Im einzelnen die Bücher. Die Tübinger Einleitung führt den Weg ehrlichen Schweißes in die Philosophie, den harten, steinigen Weg der sachlichen Erkenntnis und Auseinandersetzung. Nicht Begriffsgepolter und Wortgeklingel, nicht historisierende Systematik und systematisierte Histörchen bestreiten das Programm, sondern am Weg, den alles Denken geht, sei es im Bereich der Freiheit oder der Selbsterkenntnis oder der Welthaftigkeit, werden Marksteine gesetzt; zugleich wird gezeigt, wo das Werk voranzutreiben sei. Wer willens und imstande ist, dem strengen Führer zu folgen, der wird durch vielfältige Ausblicke und mancherlei Erkenntnis belohnt. Weniger trutzig geriert sich die Schrift über die Aristotelische Linke. Avi-cenna, Averroes, Bruno und andere kommen in die Ahnengalerie des Materialismus; ihr Bemühen um immanente Welterklärung, ihre formdurchwirkte, lebendige, selbstbewegte Materie finden eine zeitgemäße Würdigung.
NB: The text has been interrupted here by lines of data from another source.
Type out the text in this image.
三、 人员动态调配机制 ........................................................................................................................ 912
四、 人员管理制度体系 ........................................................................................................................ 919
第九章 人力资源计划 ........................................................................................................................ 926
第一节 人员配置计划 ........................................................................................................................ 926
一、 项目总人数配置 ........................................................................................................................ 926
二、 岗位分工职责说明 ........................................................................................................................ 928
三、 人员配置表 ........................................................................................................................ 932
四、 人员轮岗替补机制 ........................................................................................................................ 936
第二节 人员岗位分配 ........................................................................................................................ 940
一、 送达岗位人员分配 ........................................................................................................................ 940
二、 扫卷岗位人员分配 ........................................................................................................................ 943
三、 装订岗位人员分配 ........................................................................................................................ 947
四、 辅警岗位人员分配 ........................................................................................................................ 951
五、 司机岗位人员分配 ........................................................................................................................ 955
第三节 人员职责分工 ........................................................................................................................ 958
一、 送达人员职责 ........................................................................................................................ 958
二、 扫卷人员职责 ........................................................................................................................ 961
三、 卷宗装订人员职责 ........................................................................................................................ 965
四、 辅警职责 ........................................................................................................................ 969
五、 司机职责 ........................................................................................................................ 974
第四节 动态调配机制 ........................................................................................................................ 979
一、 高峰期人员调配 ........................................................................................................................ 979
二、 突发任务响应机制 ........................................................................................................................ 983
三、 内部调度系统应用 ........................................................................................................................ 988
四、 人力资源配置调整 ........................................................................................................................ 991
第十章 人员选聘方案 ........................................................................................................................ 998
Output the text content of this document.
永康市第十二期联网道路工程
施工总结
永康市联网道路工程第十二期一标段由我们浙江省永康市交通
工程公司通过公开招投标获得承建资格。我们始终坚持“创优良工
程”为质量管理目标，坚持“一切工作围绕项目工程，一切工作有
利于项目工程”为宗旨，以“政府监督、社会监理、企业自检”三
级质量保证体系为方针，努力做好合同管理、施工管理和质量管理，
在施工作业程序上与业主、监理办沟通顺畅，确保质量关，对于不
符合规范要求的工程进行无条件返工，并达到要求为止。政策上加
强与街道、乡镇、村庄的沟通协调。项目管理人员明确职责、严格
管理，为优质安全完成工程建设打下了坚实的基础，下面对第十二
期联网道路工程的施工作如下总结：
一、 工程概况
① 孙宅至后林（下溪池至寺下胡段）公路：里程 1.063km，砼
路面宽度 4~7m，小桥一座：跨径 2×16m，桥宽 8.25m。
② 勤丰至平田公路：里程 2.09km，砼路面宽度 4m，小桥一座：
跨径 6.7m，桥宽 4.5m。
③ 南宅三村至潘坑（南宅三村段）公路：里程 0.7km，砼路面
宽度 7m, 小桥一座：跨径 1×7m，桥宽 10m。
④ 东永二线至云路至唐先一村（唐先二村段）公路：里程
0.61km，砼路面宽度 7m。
Zeitgemäß deshalb, weil die feste Uberzeugung, versöhnlich insbesondere für jene, die anderer Meinung sind, im Vordergrund steht, daß das letzte Wort noch lange nicht gesprochen ist, daß große Aufgaben der denkerischen Bewältigung harren, daß der menschlichen Verwirklichung und schöpferischen Entfaltung bei aller Beschränkung große Ziele gesetzt sind.

Walter Benjamins Studien zur Kunstsoziologie sollten jene, die das nicht glauben wollen, überzeugen, daß im Marxismus vieles fruchtbar vereint ist, was der Sache nach verbunden ist. Eine feine Gabe des Beobachtens, des Erfühlens, verbunden mit einer regen Veranlagung, sich in der Welt der Kunst wie auch in der weiteren Welt umzusehen und die Dinge von allen Seiten zu betrachten, liefern bei Benjamin überraschende und lebendige Gesichtspunkte. Am spezifisch Neuen, sei es die Photographie in ihren Anfängen oder der Film, bewährt sich seine Methode, kleinere Revolutionen im Rahmen größerer Umwälzungen zu sehen. Wäre da nicht eine Neigung, sich vor Eifer zu versteigen, gäbe es nicht jene Stellen, deren Naivität weniger umstürzlerisch-revolutionär als bestürzend wirkt, bliebe schließlich der kritische Blick auch sich selbst gegenüber scharf, die Studien wären ein reines Vergnügen. Abgesehen von diesen Haaren in der Suppe, bekommt die Kost jedoch, besonders durch ihre Zubereitung. Benjamin, der Baudelaire übersetzte, führt eine elegante, flüssig schreibende, einprägsame Feder.